Ronald G Minnich <[EMAIL PROTECTED]> writes:
> On 7 Feb 2001, Eric W. Biederman wrote:
>
> > I keep trying to develop this very limited focus for the ``linuxbios''
> > code. My current definition boils down to:
> >
> > Initialize CPU.
> > Initialize NorthBridge.
> > Turn on RAM.
> > Turn on serial port/(whatever backs printk)
> > Find kernel in flash, load it in memory and jump to it.
> >
> > Does this list need anymore?
>
>
> well, for alpha, only you really know ...

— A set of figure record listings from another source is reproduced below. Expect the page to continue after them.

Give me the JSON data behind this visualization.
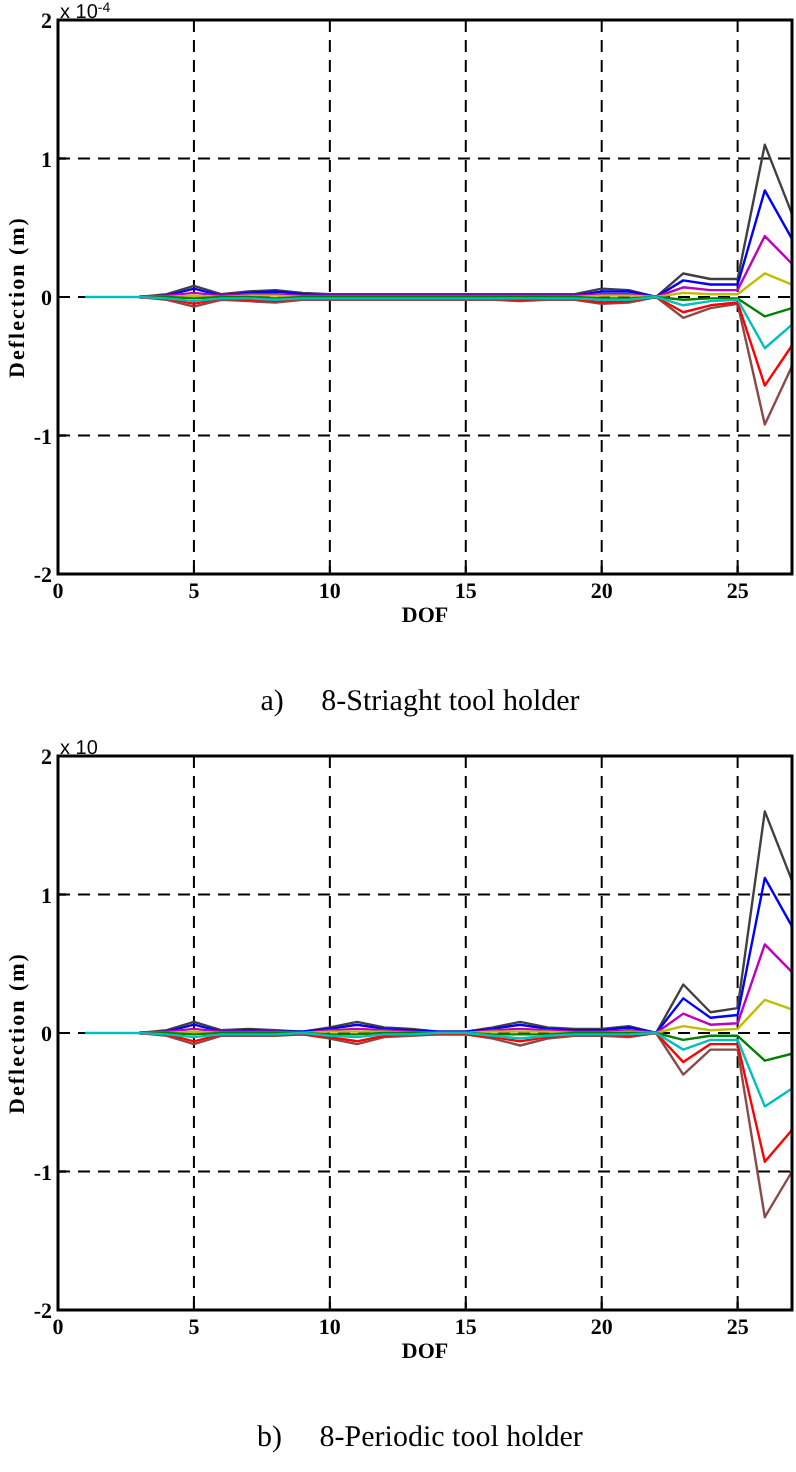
{
  "chart_data": [
    {
      "type": "line",
      "title": "a)     8-Striaght tool holder",
      "xlabel": "DOF",
      "ylabel": "Deflection (m)",
      "annotations": [
        "x 10$^{-4}$"
      ],
      "x": [
        1,
        2,
        3,
        4,
        5,
        6,
        7,
        8,
        9,
        10,
        11,
        12,
        13,
        14,
        15,
        16,
        17,
        18,
        19,
        20,
        21,
        22,
        23,
        24,
        25,
        26,
        27
      ],
      "xlim": [
        0,
        27
      ],
      "xticks": [
        0,
        5,
        10,
        15,
        20,
        25
      ],
      "ylim": [
        -2,
        2
      ],
      "yticks": [
        -2,
        -1,
        0,
        1,
        2
      ],
      "grid": true,
      "line_style": "solid",
      "series": [
        {
          "color": "#404040",
          "values": [
            null,
            null,
            0,
            0.02,
            0.08,
            0.02,
            0.04,
            0.05,
            0.03,
            0.02,
            0.02,
            0.02,
            0.02,
            0.02,
            0.02,
            0.02,
            0.02,
            0.02,
            0.02,
            0.06,
            0.05,
            0,
            0.17,
            0.13,
            0.13,
            1.1,
            0.6
          ]
        },
        {
          "color": "#0000ff",
          "values": [
            null,
            null,
            0,
            0.01,
            0.06,
            0.01,
            0.03,
            0.04,
            0.02,
            0.01,
            0.01,
            0.01,
            0.01,
            0.01,
            0.01,
            0.01,
            0.01,
            0.01,
            0.01,
            0.04,
            0.04,
            0,
            0.12,
            0.09,
            0.09,
            0.77,
            0.42
          ]
        },
        {
          "color": "#bf00bf",
          "values": [
            null,
            null,
            0,
            0.01,
            0.03,
            0.01,
            0.02,
            0.02,
            0.01,
            0.01,
            0.01,
            0.01,
            0.01,
            0.01,
            0.01,
            0.01,
            0.01,
            0.01,
            0.01,
            0.02,
            0.02,
            0,
            0.07,
            0.05,
            0.05,
            0.44,
            0.24
          ]
        },
        {
          "color": "#bfbf00",
          "values": [
            null,
            null,
            0,
            0,
            0.01,
            0,
            0.01,
            0.01,
            0,
            0,
            0,
            0,
            0,
            0,
            0,
            0,
            0,
            0,
            0,
            0.01,
            0.01,
            0,
            0.03,
            0.02,
            0.02,
            0.17,
            0.09
          ]
        },
        {
          "color": "#008000",
          "values": [
            null,
            null,
            0,
            0,
            -0.01,
            0,
            0,
            -0.01,
            0,
            0,
            0,
            0,
            0,
            0,
            0,
            0,
            0,
            0,
            0,
            -0.01,
            -0.01,
            0,
            -0.02,
            -0.01,
            -0.01,
            -0.14,
            -0.08
          ]
        },
        {
          "color": "#8b4a4a",
          "values": [
            null,
            null,
            0,
            -0.02,
            -0.07,
            -0.02,
            -0.03,
            -0.04,
            -0.02,
            -0.02,
            -0.02,
            -0.02,
            -0.02,
            -0.02,
            -0.02,
            -0.02,
            -0.03,
            -0.02,
            -0.02,
            -0.05,
            -0.04,
            0,
            -0.15,
            -0.08,
            -0.05,
            -0.92,
            -0.5
          ]
        },
        {
          "color": "#ff0000",
          "values": [
            null,
            null,
            0,
            -0.01,
            -0.05,
            -0.01,
            -0.02,
            -0.03,
            -0.01,
            -0.01,
            -0.01,
            -0.01,
            -0.01,
            -0.01,
            -0.01,
            -0.01,
            -0.02,
            -0.01,
            -0.01,
            -0.04,
            -0.03,
            0,
            -0.11,
            -0.06,
            -0.04,
            -0.64,
            -0.35
          ]
        },
        {
          "color": "#00bfbf",
          "values": [
            0,
            0,
            0,
            -0.01,
            -0.03,
            -0.01,
            -0.01,
            -0.02,
            -0.01,
            -0.01,
            -0.01,
            -0.01,
            -0.01,
            -0.01,
            -0.01,
            -0.01,
            -0.01,
            -0.01,
            -0.01,
            -0.02,
            -0.02,
            0,
            -0.06,
            -0.03,
            -0.02,
            -0.37,
            -0.2
          ]
        }
      ]
    },
    {
      "type": "line",
      "title": "b)     8-Periodic tool holder",
      "xlabel": "DOF",
      "ylabel": "Deflection (m)",
      "annotations": [
        "x 10"
      ],
      "x": [
        1,
        2,
        3,
        4,
        5,
        6,
        7,
        8,
        9,
        10,
        11,
        12,
        13,
        14,
        15,
        16,
        17,
        18,
        19,
        20,
        21,
        22,
        23,
        24,
        25,
        26,
        27
      ],
      "xlim": [
        0,
        27
      ],
      "xticks": [
        0,
        5,
        10,
        15,
        20,
        25
      ],
      "ylim": [
        -2,
        2
      ],
      "yticks": [
        -2,
        -1,
        0,
        1,
        2
      ],
      "grid": true,
      "line_style": "solid",
      "series": [
        {
          "color": "#404040",
          "values": [
            null,
            null,
            0,
            0.02,
            0.08,
            0.02,
            0.03,
            0.02,
            0.01,
            0.04,
            0.08,
            0.04,
            0.03,
            0.01,
            0.01,
            0.04,
            0.08,
            0.04,
            0.03,
            0.03,
            0.05,
            0,
            0.35,
            0.15,
            0.18,
            1.6,
            1.1
          ]
        },
        {
          "color": "#0000ff",
          "values": [
            null,
            null,
            0,
            0.01,
            0.06,
            0.01,
            0.02,
            0.01,
            0.01,
            0.03,
            0.06,
            0.03,
            0.02,
            0.01,
            0.01,
            0.03,
            0.06,
            0.03,
            0.02,
            0.02,
            0.04,
            0,
            0.25,
            0.11,
            0.13,
            1.12,
            0.77
          ]
        },
        {
          "color": "#bf00bf",
          "values": [
            null,
            null,
            0,
            0.01,
            0.03,
            0.01,
            0.01,
            0.01,
            0,
            0.02,
            0.03,
            0.02,
            0.01,
            0,
            0,
            0.02,
            0.03,
            0.02,
            0.01,
            0.01,
            0.02,
            0,
            0.14,
            0.06,
            0.07,
            0.64,
            0.44
          ]
        },
        {
          "color": "#bfbf00",
          "values": [
            null,
            null,
            0,
            0,
            0.01,
            0,
            0,
            0,
            0,
            0.01,
            0.01,
            0.01,
            0,
            0,
            0,
            0.01,
            0.01,
            0.01,
            0,
            0,
            0.01,
            0,
            0.05,
            0.02,
            0.03,
            0.24,
            0.17
          ]
        },
        {
          "color": "#008000",
          "values": [
            null,
            null,
            0,
            0,
            -0.01,
            0,
            0,
            0,
            0,
            -0.01,
            -0.01,
            0,
            0,
            0,
            0,
            -0.01,
            -0.01,
            -0.01,
            0,
            0,
            0,
            0,
            -0.05,
            -0.02,
            -0.02,
            -0.2,
            -0.15
          ]
        },
        {
          "color": "#8b4a4a",
          "values": [
            null,
            null,
            0,
            -0.02,
            -0.08,
            -0.02,
            -0.02,
            -0.02,
            -0.01,
            -0.04,
            -0.08,
            -0.03,
            -0.02,
            -0.01,
            -0.01,
            -0.04,
            -0.09,
            -0.04,
            -0.02,
            -0.02,
            -0.03,
            0,
            -0.3,
            -0.12,
            -0.12,
            -1.33,
            -1
          ]
        },
        {
          "color": "#ff0000",
          "values": [
            null,
            null,
            0,
            -0.01,
            -0.06,
            -0.01,
            -0.01,
            -0.01,
            -0.01,
            -0.03,
            -0.06,
            -0.02,
            -0.01,
            -0.01,
            -0.01,
            -0.03,
            -0.06,
            -0.03,
            -0.01,
            -0.01,
            -0.02,
            0,
            -0.21,
            -0.08,
            -0.08,
            -0.93,
            -0.7
          ]
        },
        {
          "color": "#00bfbf",
          "values": [
            0,
            0,
            0,
            -0.01,
            -0.03,
            -0.01,
            -0.01,
            -0.01,
            0,
            -0.02,
            -0.03,
            -0.01,
            -0.01,
            0,
            0,
            -0.02,
            -0.04,
            -0.02,
            -0.01,
            -0.01,
            -0.01,
            0,
            -0.12,
            -0.05,
            -0.05,
            -0.53,
            -0.4
          ]
        }
      ]
    }
  ]
}
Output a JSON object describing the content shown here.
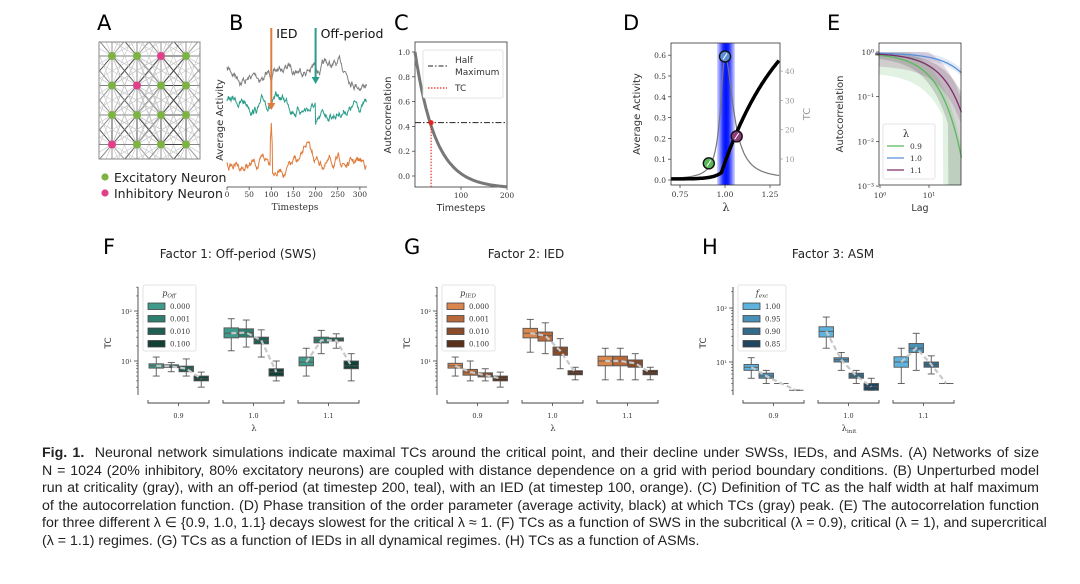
{
  "panels": {
    "A": {
      "label": "A",
      "legend": [
        {
          "text": "Excitatory Neuron",
          "color": "#7cb342"
        },
        {
          "text": "Inhibitory Neuron",
          "color": "#e0408a"
        }
      ],
      "inhibitory_nodes": [
        [
          2,
          0
        ],
        [
          1,
          1
        ],
        [
          0,
          3
        ]
      ]
    },
    "B": {
      "label": "B",
      "ylabel": "Average Activity",
      "xlabel": "Timesteps",
      "xticks": [
        "0",
        "50",
        "100",
        "150",
        "200",
        "250",
        "300"
      ],
      "annotations": [
        {
          "text": "IED",
          "t": 100,
          "color": "#e07b39"
        },
        {
          "text": "Off-period",
          "t": 200,
          "color": "#2a9d8a"
        }
      ],
      "series_colors": {
        "unperturbed": "#808080",
        "off_period": "#2a9d8a",
        "ied": "#e07b39"
      }
    },
    "C": {
      "label": "C",
      "ylabel": "Autocorrelation",
      "xlabel": "Timesteps",
      "yticks": [
        "0.0",
        "0.2",
        "0.4",
        "0.6",
        "0.8",
        "1.0"
      ],
      "xticks": [
        "100",
        "200"
      ],
      "legend": [
        {
          "text": "Half\nMaximum",
          "style": "dash-dot",
          "color": "#222222"
        },
        {
          "text": "TC",
          "style": "dotted",
          "color": "#e8231c"
        }
      ],
      "half_maximum": 0.43,
      "tc": 35
    },
    "D": {
      "label": "D",
      "ylabel": "Average Activity",
      "ylabel_right": "TC",
      "xlabel": "λ",
      "yticks": [
        "0.0",
        "0.1",
        "0.2",
        "0.3",
        "0.4",
        "0.5",
        "0.6"
      ],
      "yticks_right": [
        "10",
        "20",
        "30",
        "40"
      ],
      "xticks": [
        "0.75",
        "1.00",
        "1.25"
      ],
      "markers": [
        {
          "lambda": 0.91,
          "color": "#5cb85c"
        },
        {
          "lambda": 1.0,
          "color": "#5b8fd6"
        },
        {
          "lambda": 1.065,
          "color": "#8e3b7a"
        }
      ]
    },
    "E": {
      "label": "E",
      "ylabel": "Autocorrelation",
      "xlabel": "Lag",
      "yticks": [
        "10⁰",
        "10⁻¹",
        "10⁻²",
        "10⁻³"
      ],
      "xticks": [
        "10⁰",
        "10¹"
      ],
      "legend_title": "λ",
      "legend": [
        {
          "text": "0.9",
          "color": "#5cb85c"
        },
        {
          "text": "1.0",
          "color": "#5b8fd6"
        },
        {
          "text": "1.1",
          "color": "#7b2d6b"
        }
      ]
    }
  },
  "chart_data": [
    {
      "panel": "F",
      "type": "box",
      "title": "Factor 1: Off-period (SWS)",
      "xlabel": "λ",
      "ylabel": "TC",
      "yscale": "log",
      "ylim": [
        2,
        300
      ],
      "yticks": [
        "10¹",
        "10²"
      ],
      "categories": [
        "0.9",
        "1.0",
        "1.1"
      ],
      "legend_title": "p",
      "legend_sub": "Off",
      "series": [
        {
          "name": "0.000",
          "color": "#3f9a8a",
          "boxes": [
            {
              "q1": 7.2,
              "med": 8,
              "q3": 8.8,
              "lo": 5,
              "hi": 12
            },
            {
              "q1": 29,
              "med": 36,
              "q3": 46,
              "lo": 16,
              "hi": 70
            },
            {
              "q1": 8,
              "med": 9.5,
              "q3": 12,
              "lo": 5,
              "hi": 18
            }
          ]
        },
        {
          "name": "0.001",
          "color": "#2f7f70",
          "boxes": [
            {
              "q1": 7.4,
              "med": 7.8,
              "q3": 8.4,
              "lo": 6.1,
              "hi": 9.3
            },
            {
              "q1": 30,
              "med": 37,
              "q3": 44,
              "lo": 19,
              "hi": 66
            },
            {
              "q1": 23,
              "med": 26,
              "q3": 30,
              "lo": 14,
              "hi": 41
            }
          ]
        },
        {
          "name": "0.010",
          "color": "#1f5e52",
          "boxes": [
            {
              "q1": 6.1,
              "med": 7,
              "q3": 7.9,
              "lo": 5,
              "hi": 11
            },
            {
              "q1": 22,
              "med": 26,
              "q3": 30,
              "lo": 12,
              "hi": 42
            },
            {
              "q1": 25,
              "med": 26,
              "q3": 29,
              "lo": 18,
              "hi": 35
            }
          ]
        },
        {
          "name": "0.100",
          "color": "#123f36",
          "boxes": [
            {
              "q1": 4,
              "med": 4.4,
              "q3": 5,
              "lo": 3,
              "hi": 6
            },
            {
              "q1": 5,
              "med": 6,
              "q3": 7,
              "lo": 4,
              "hi": 10
            },
            {
              "q1": 7,
              "med": 8,
              "q3": 10,
              "lo": 4,
              "hi": 14
            }
          ]
        }
      ]
    },
    {
      "panel": "G",
      "type": "box",
      "title": "Factor 2: IED",
      "xlabel": "λ",
      "ylabel": "TC",
      "yscale": "log",
      "ylim": [
        2,
        300
      ],
      "yticks": [
        "10¹",
        "10²"
      ],
      "categories": [
        "0.9",
        "1.0",
        "1.1"
      ],
      "legend_title": "p",
      "legend_sub": "IED",
      "series": [
        {
          "name": "0.000",
          "color": "#d9874e",
          "boxes": [
            {
              "q1": 7.2,
              "med": 8,
              "q3": 9,
              "lo": 5,
              "hi": 12
            },
            {
              "q1": 29,
              "med": 36,
              "q3": 45,
              "lo": 15,
              "hi": 68
            },
            {
              "q1": 8,
              "med": 10,
              "q3": 12.5,
              "lo": 4.2,
              "hi": 18
            }
          ]
        },
        {
          "name": "0.001",
          "color": "#b8693a",
          "boxes": [
            {
              "q1": 5.2,
              "med": 6,
              "q3": 6.8,
              "lo": 4,
              "hi": 10
            },
            {
              "q1": 25,
              "med": 32,
              "q3": 38,
              "lo": 14,
              "hi": 58
            },
            {
              "q1": 8,
              "med": 10,
              "q3": 12.5,
              "lo": 4.2,
              "hi": 18
            }
          ]
        },
        {
          "name": "0.010",
          "color": "#8a4b28",
          "boxes": [
            {
              "q1": 4.8,
              "med": 5.2,
              "q3": 5.8,
              "lo": 4,
              "hi": 7
            },
            {
              "q1": 13,
              "med": 16,
              "q3": 19,
              "lo": 7,
              "hi": 28
            },
            {
              "q1": 7.5,
              "med": 9,
              "q3": 10.5,
              "lo": 4.2,
              "hi": 14
            }
          ]
        },
        {
          "name": "0.100",
          "color": "#5a3018",
          "boxes": [
            {
              "q1": 4,
              "med": 4.5,
              "q3": 5,
              "lo": 3,
              "hi": 6
            },
            {
              "q1": 5.3,
              "med": 5.8,
              "q3": 6.4,
              "lo": 4.2,
              "hi": 7.5
            },
            {
              "q1": 5.3,
              "med": 5.8,
              "q3": 6.5,
              "lo": 4.2,
              "hi": 7.5
            }
          ]
        }
      ]
    },
    {
      "panel": "H",
      "type": "box",
      "title": "Factor 3: ASM",
      "xlabel": "λ",
      "xlabel_sub": "init",
      "ylabel": "TC",
      "yscale": "log",
      "ylim": [
        2,
        300
      ],
      "yticks": [
        "10¹",
        "10²"
      ],
      "categories": [
        "0.9",
        "1.0",
        "1.1"
      ],
      "legend_title": "f",
      "legend_sub": "exc",
      "series": [
        {
          "name": "1.00",
          "color": "#5fb2dd",
          "boxes": [
            {
              "q1": 7,
              "med": 8,
              "q3": 9,
              "lo": 5,
              "hi": 12
            },
            {
              "q1": 29,
              "med": 37,
              "q3": 45,
              "lo": 18,
              "hi": 68
            },
            {
              "q1": 8,
              "med": 10,
              "q3": 12.5,
              "lo": 4,
              "hi": 18
            }
          ]
        },
        {
          "name": "0.95",
          "color": "#4a8fb5",
          "boxes": [
            {
              "q1": 5,
              "med": 5.5,
              "q3": 6.2,
              "lo": 4,
              "hi": 7
            },
            {
              "q1": 10,
              "med": 11,
              "q3": 12,
              "lo": 7,
              "hi": 15
            },
            {
              "q1": 15,
              "med": 18,
              "q3": 22,
              "lo": 7,
              "hi": 34
            }
          ]
        },
        {
          "name": "0.90",
          "color": "#336b8a",
          "boxes": [
            {
              "q1": 4,
              "med": 4,
              "q3": 4,
              "lo": 4,
              "hi": 4
            },
            {
              "q1": 5,
              "med": 5.5,
              "q3": 6.2,
              "lo": 4,
              "hi": 7
            },
            {
              "q1": 8,
              "med": 9,
              "q3": 10,
              "lo": 6,
              "hi": 13
            }
          ]
        },
        {
          "name": "0.85",
          "color": "#1f4660",
          "boxes": [
            {
              "q1": 3,
              "med": 3,
              "q3": 3,
              "lo": 3,
              "hi": 3
            },
            {
              "q1": 3,
              "med": 3.5,
              "q3": 4,
              "lo": 3,
              "hi": 5
            },
            {
              "q1": 4,
              "med": 4,
              "q3": 4,
              "lo": 4,
              "hi": 4
            }
          ]
        }
      ]
    }
  ],
  "panel_labels": {
    "F": "F",
    "G": "G",
    "H": "H"
  },
  "caption": {
    "lead": "Fig. 1.",
    "lines": [
      "Neuronal network simulations indicate maximal TCs around the critical point, and their decline under SWSs, IEDs, and ASMs. (A) Networks of size",
      "N = 1024 (20% inhibitory, 80% excitatory neurons) are coupled with distance dependence on a grid with period boundary conditions. (B) Unperturbed model",
      "run at criticality (gray), with an off-period (at timestep 200, teal), with an IED (at timestep 100, orange). (C) Definition of TC as the half width at half maximum",
      "of the autocorrelation function. (D) Phase transition of the order parameter (average activity, black) at which TCs (gray) peak. (E) The autocorrelation function",
      "for three different λ ∈ {0.9, 1.0, 1.1} decays slowest for the critical λ ≈ 1. (F) TCs as a function of SWS in the subcritical (λ = 0.9), critical (λ = 1), and supercritical",
      "(λ = 1.1) regimes. (G) TCs as a function of IEDs in all dynamical regimes. (H) TCs as a function of ASMs."
    ]
  }
}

Well I missed hardware tables...
For the hardware you can't probe for. IRQ routers, and
embedded ISA devices mostly.
I won't argue that but I was talking in general. For x86 and
for bootstraping we of currently need to do a bit more. Because
linux doesn't do a few things yet. On alpha the kernels hardware
knowledge is a little better so I can get away with being pure :)
What I am trying to define is where linuxBIOS aims to be.
I'm guess I'm trying to get a little better definition than:
LinuxBIOS does some minimal setup before jumping to the linux
kernel...
Having a definition that allows us to do the same thing every time
for a chipset (baring tables), and yet still be flexible enough for
the embedded guys would be something nice to have.